I have always believed there is a rhythm and music to life: crescendos and decrescendos, overtures and operas, tempo and melody. It is how a person tells a joke, enters and room, and even marches through life. There is a recognizable beat to us all, whether one is a whimsical little minuet or a grand romantic concerto.
The dynamics of songs are evident in the sheet music. When I started this blog, I wanted the same obvious and immediate understanding. The blog would be fun and airy. Whimsical and light. Nobody would ever confuse its tone with Tolstoy or Dostoevsky.
And yet there are moments.
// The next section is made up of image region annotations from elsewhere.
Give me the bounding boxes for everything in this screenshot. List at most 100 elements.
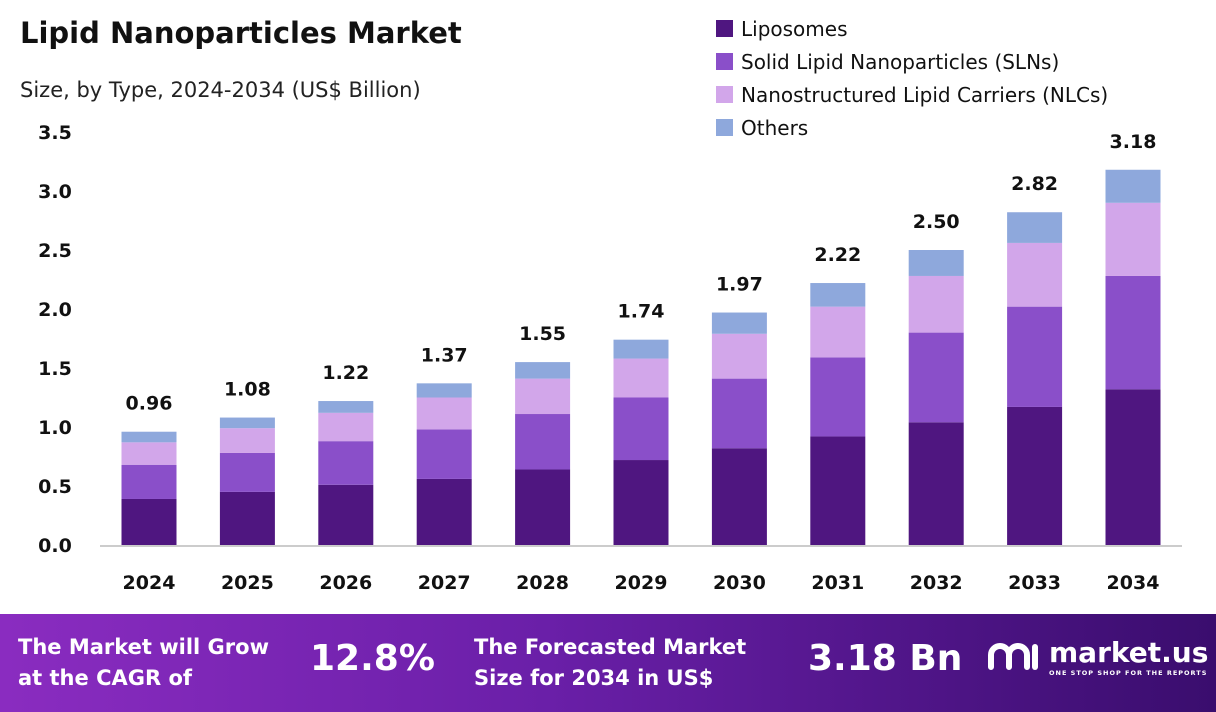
cagr-label-line1: The Market will Grow — [18, 635, 269, 659]
bar-segment-nanostructured-lipid-carriers-nlcs--2027 — [416, 397, 472, 430]
legend-swatch — [716, 119, 733, 136]
bar-segment-liposomes-2031 — [810, 436, 866, 545]
bar-segment-nanostructured-lipid-carriers-nlcs--2024 — [121, 442, 177, 465]
bar-segment-solid-lipid-nanoparticles-slns--2032 — [908, 332, 964, 423]
bar-segment-liposomes-2029 — [613, 460, 669, 545]
bar-segment-liposomes-2024 — [121, 498, 177, 545]
bar-total-label: 3.18 — [1110, 131, 1157, 153]
bar-segment-nanostructured-lipid-carriers-nlcs--2026 — [318, 412, 374, 442]
bar-segment-nanostructured-lipid-carriers-nlcs--2029 — [613, 358, 669, 398]
cagr-label: The Market will Grow at the CAGR of — [18, 632, 269, 694]
bar-segment-others-2032 — [908, 250, 964, 276]
bar-total-label: 1.74 — [618, 301, 665, 323]
legend-label: Liposomes — [741, 16, 848, 41]
bar-segment-solid-lipid-nanoparticles-slns--2026 — [318, 441, 374, 485]
chart-subtitle: Size, by Type, 2024-2034 (US$ Billion) — [20, 78, 421, 102]
logo-icon — [988, 642, 1038, 670]
bar-total-label: 2.22 — [814, 244, 861, 266]
cagr-label-line2: at the CAGR of — [18, 666, 193, 690]
bar-segment-nanostructured-lipid-carriers-nlcs--2032 — [908, 275, 964, 333]
forecast-label-line2: Size for 2034 in US$ — [474, 666, 714, 690]
bar-segment-liposomes-2030 — [711, 448, 767, 545]
bar-segment-nanostructured-lipid-carriers-nlcs--2028 — [515, 378, 571, 415]
bar-segment-solid-lipid-nanoparticles-slns--2030 — [711, 378, 767, 449]
bar-segment-solid-lipid-nanoparticles-slns--2034 — [1105, 275, 1161, 390]
stacked-bar-chart: 0.0 0.5 1.0 1.5 2.0 2.5 3.0 3.5 0.96 2024 1.08 2025… — [38, 122, 1182, 594]
legend-item-liposomes: Liposomes — [716, 12, 1108, 45]
bar-total-label: 1.55 — [519, 323, 566, 345]
bar-segment-liposomes-2034 — [1105, 389, 1161, 545]
bar-segment-solid-lipid-nanoparticles-slns--2027 — [416, 429, 472, 479]
legend-swatch — [716, 20, 733, 37]
x-tick-label: 2026 — [319, 572, 372, 594]
legend-label: Solid Lipid Nanoparticles (SLNs) — [741, 49, 1060, 74]
x-tick-label: 2031 — [811, 572, 864, 594]
bar-total-label: 2.50 — [913, 211, 960, 233]
logo-name: market.us — [1049, 636, 1209, 669]
legend: Liposomes Solid Lipid Nanoparticles (SLN… — [716, 12, 1108, 144]
market-us-logo: market.us ONE STOP SHOP FOR THE REPORTS — [985, 636, 1208, 677]
cagr-value: 12.8% — [310, 638, 435, 679]
chart-title: Lipid Nanoparticles Market — [20, 16, 462, 50]
x-tick-label: 2024 — [123, 572, 176, 594]
y-tick-label: 0.5 — [38, 476, 72, 498]
bar-segment-liposomes-2026 — [318, 484, 374, 545]
bar-segment-liposomes-2028 — [515, 469, 571, 545]
forecast-label: The Forecasted Market Size for 2034 in U… — [474, 632, 746, 694]
bar-segment-solid-lipid-nanoparticles-slns--2031 — [810, 357, 866, 437]
legend-swatch — [716, 53, 733, 70]
bar-total-label: 1.37 — [421, 344, 468, 366]
bar-total-label: 1.97 — [716, 274, 763, 296]
bar-segment-nanostructured-lipid-carriers-nlcs--2025 — [219, 428, 275, 453]
bar-total-label: 2.82 — [1011, 173, 1058, 195]
y-tick-label: 1.5 — [38, 358, 72, 380]
x-tick-label: 2033 — [1008, 572, 1061, 594]
legend-item-nlcs: Nanostructured Lipid Carriers (NLCs) — [716, 78, 1108, 111]
bar-segment-solid-lipid-nanoparticles-slns--2025 — [219, 452, 275, 492]
x-tick-label: 2027 — [418, 572, 471, 594]
y-tick-label: 0.0 — [38, 535, 72, 557]
bar-segment-others-2024 — [121, 431, 177, 443]
x-tick-label: 2034 — [1107, 572, 1160, 594]
bar-total-label: 1.08 — [224, 379, 271, 401]
bar-segment-others-2025 — [219, 417, 275, 429]
bar-segment-others-2030 — [711, 312, 767, 334]
bar-segment-solid-lipid-nanoparticles-slns--2024 — [121, 464, 177, 499]
bar-segment-solid-lipid-nanoparticles-slns--2028 — [515, 414, 571, 470]
y-tick-label: 1.0 — [38, 417, 72, 439]
bar-segment-others-2034 — [1105, 169, 1161, 203]
x-tick-label: 2032 — [910, 572, 963, 594]
bar-segment-others-2031 — [810, 283, 866, 307]
bar-segment-liposomes-2032 — [908, 422, 964, 545]
y-tick-label: 2.0 — [38, 299, 72, 321]
x-tick-label: 2029 — [615, 572, 668, 594]
bar-segment-others-2028 — [515, 362, 571, 379]
footer-banner: The Market will Grow at the CAGR of 12.8… — [0, 614, 1216, 712]
bar-segment-others-2027 — [416, 383, 472, 398]
bar-segment-solid-lipid-nanoparticles-slns--2033 — [1007, 306, 1063, 407]
bar-segment-solid-lipid-nanoparticles-slns--2029 — [613, 397, 669, 461]
legend-swatch — [716, 86, 733, 103]
bar-segment-liposomes-2027 — [416, 478, 472, 545]
legend-item-others: Others — [716, 111, 1108, 144]
forecast-value: 3.18 Bn — [808, 638, 963, 679]
bar-total-label: 1.22 — [322, 362, 369, 384]
y-tick-label: 3.5 — [38, 122, 72, 144]
bar-segment-nanostructured-lipid-carriers-nlcs--2031 — [810, 306, 866, 358]
forecast-label-line1: The Forecasted Market — [474, 635, 747, 659]
logo-tagline: ONE STOP SHOP FOR THE REPORTS — [1049, 669, 1208, 677]
bar-total-label: 0.96 — [126, 393, 173, 415]
bar-segment-others-2029 — [613, 339, 669, 359]
legend-item-slns: Solid Lipid Nanoparticles (SLNs) — [716, 45, 1108, 78]
bar-segment-nanostructured-lipid-carriers-nlcs--2034 — [1105, 202, 1161, 276]
bar-segment-others-2033 — [1007, 212, 1063, 243]
x-tick-label: 2025 — [221, 572, 274, 594]
y-tick-label: 2.5 — [38, 240, 72, 262]
bar-segment-liposomes-2025 — [219, 491, 275, 545]
bar-segment-liposomes-2033 — [1007, 406, 1063, 545]
y-tick-label: 3.0 — [38, 181, 72, 203]
bar-segment-others-2026 — [318, 401, 374, 413]
x-tick-label: 2030 — [713, 572, 766, 594]
bar-segment-nanostructured-lipid-carriers-nlcs--2033 — [1007, 242, 1063, 307]
legend-label: Others — [741, 115, 809, 140]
Moments where I don't feel light or airy. Times where I need to go somewhere else and write something different. Today is such a day.
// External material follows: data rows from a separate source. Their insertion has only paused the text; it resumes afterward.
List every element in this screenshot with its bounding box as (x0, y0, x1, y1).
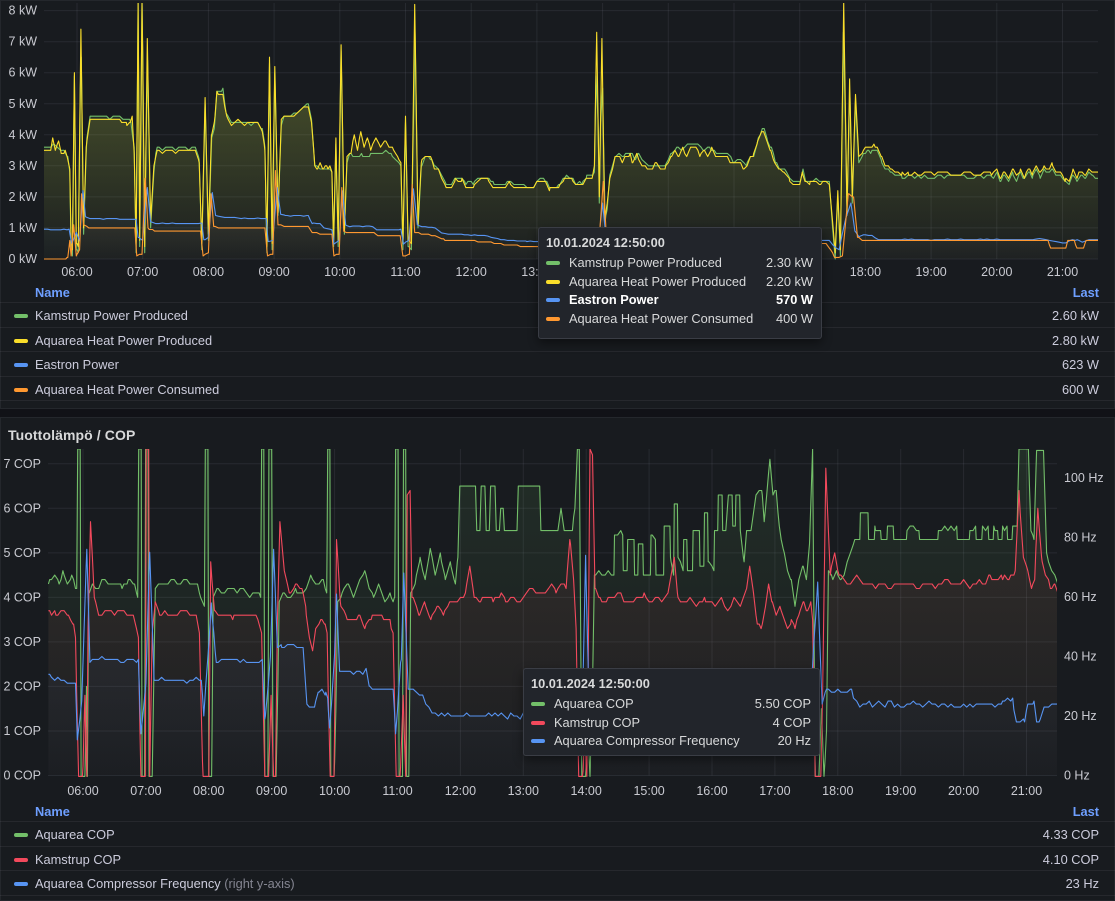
svg-text:06:00: 06:00 (67, 784, 98, 798)
svg-text:4 kW: 4 kW (9, 128, 38, 142)
svg-text:07:00: 07:00 (130, 784, 161, 798)
svg-text:10:00: 10:00 (324, 265, 355, 279)
svg-text:19:00: 19:00 (885, 784, 916, 798)
svg-text:15:00: 15:00 (633, 784, 664, 798)
svg-text:19:00: 19:00 (915, 265, 946, 279)
svg-text:60 Hz: 60 Hz (1064, 590, 1097, 604)
svg-text:5 COP: 5 COP (3, 546, 41, 560)
svg-text:21:00: 21:00 (1047, 265, 1078, 279)
svg-text:20:00: 20:00 (981, 265, 1012, 279)
svg-text:09:00: 09:00 (258, 265, 289, 279)
svg-text:20 Hz: 20 Hz (1064, 709, 1097, 723)
svg-text:09:00: 09:00 (256, 784, 287, 798)
svg-text:10:00: 10:00 (319, 784, 350, 798)
svg-text:18:00: 18:00 (822, 784, 853, 798)
svg-text:12:00: 12:00 (456, 265, 487, 279)
svg-text:14:00: 14:00 (571, 784, 602, 798)
svg-text:13:00: 13:00 (508, 784, 539, 798)
svg-text:07:00: 07:00 (127, 265, 158, 279)
svg-text:3 COP: 3 COP (3, 635, 41, 649)
svg-text:21:00: 21:00 (1011, 784, 1042, 798)
svg-text:11:00: 11:00 (390, 265, 420, 279)
svg-text:1 COP: 1 COP (3, 724, 41, 738)
svg-text:7 COP: 7 COP (3, 457, 41, 471)
svg-text:08:00: 08:00 (193, 784, 224, 798)
svg-text:100 Hz: 100 Hz (1064, 471, 1104, 485)
svg-text:0 Hz: 0 Hz (1064, 769, 1090, 783)
svg-text:4 COP: 4 COP (3, 590, 41, 604)
svg-text:6 kW: 6 kW (9, 66, 38, 80)
svg-text:17:00: 17:00 (759, 784, 790, 798)
svg-text:18:00: 18:00 (850, 265, 881, 279)
svg-text:0 kW: 0 kW (9, 252, 38, 266)
svg-text:0 COP: 0 COP (3, 769, 41, 783)
svg-text:06:00: 06:00 (61, 265, 92, 279)
svg-text:6 COP: 6 COP (3, 501, 41, 515)
svg-text:16:00: 16:00 (696, 784, 727, 798)
svg-text:8 kW: 8 kW (9, 4, 38, 18)
svg-text:08:00: 08:00 (193, 265, 224, 279)
svg-text:5 kW: 5 kW (9, 97, 38, 111)
svg-text:2 kW: 2 kW (9, 190, 38, 204)
svg-text:40 Hz: 40 Hz (1064, 650, 1097, 664)
svg-text:11:00: 11:00 (382, 784, 412, 798)
svg-text:7 kW: 7 kW (9, 35, 38, 49)
svg-text:20:00: 20:00 (948, 784, 979, 798)
svg-text:12:00: 12:00 (445, 784, 476, 798)
svg-text:3 kW: 3 kW (9, 159, 38, 173)
svg-text:2 COP: 2 COP (3, 679, 41, 693)
svg-text:80 Hz: 80 Hz (1064, 530, 1097, 544)
svg-text:1 kW: 1 kW (9, 221, 38, 235)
It began yesterday afternoon. It was the usual response once word gets out. A southside Chicago fireman had been killed. Our phones were suddenly riddled with texts and phone calls. Folks doing a headcount. Making sure. Details began emerging.
Captain Herbert Johnson was a neighborhood guy, a Beverly man. He came from a family of cops and firemen. He had a wife and three children. And he was looking forward to his son's upcoming football game with so much excitement that it was all he could talk about that day. Over and over, people describe him the same way:
A great guy.
What a smile.
What a laugh!
One of the good ones.
He died battling a fire that destroyed the home where 8 children lived. In watching the aftermath of Sandy this week, I was overcome by the image of dozens of other firemen wading through a flooded and burning Queens neighborhood to help as best they could. In the middle of a hurricane. With their engines, trucks and hoses unable to reach the fiery structures, they kept going.
I could almost hear the blaring symphony as the winds raged and the downpour furiously pelted those rare individuals who stood in the middle of it all.
Captain Herbert Johnson was like that. The 32-year veteran headed to New York after 9/11 to help. He attended the funerals of his New York brethren. He made friends wherever he went, and in a neighborhood full of characters, he managed to stand out.
Friends and family are asking for everyone to check their smoke alarms "in Herbie's honor" this month. It is a way of making sure the man's song plays on, his legacy unforgotten. So I share that message with you. It is the least I can do, and also ask that you offer up a prayer for the family of Captain Herbert Johnson.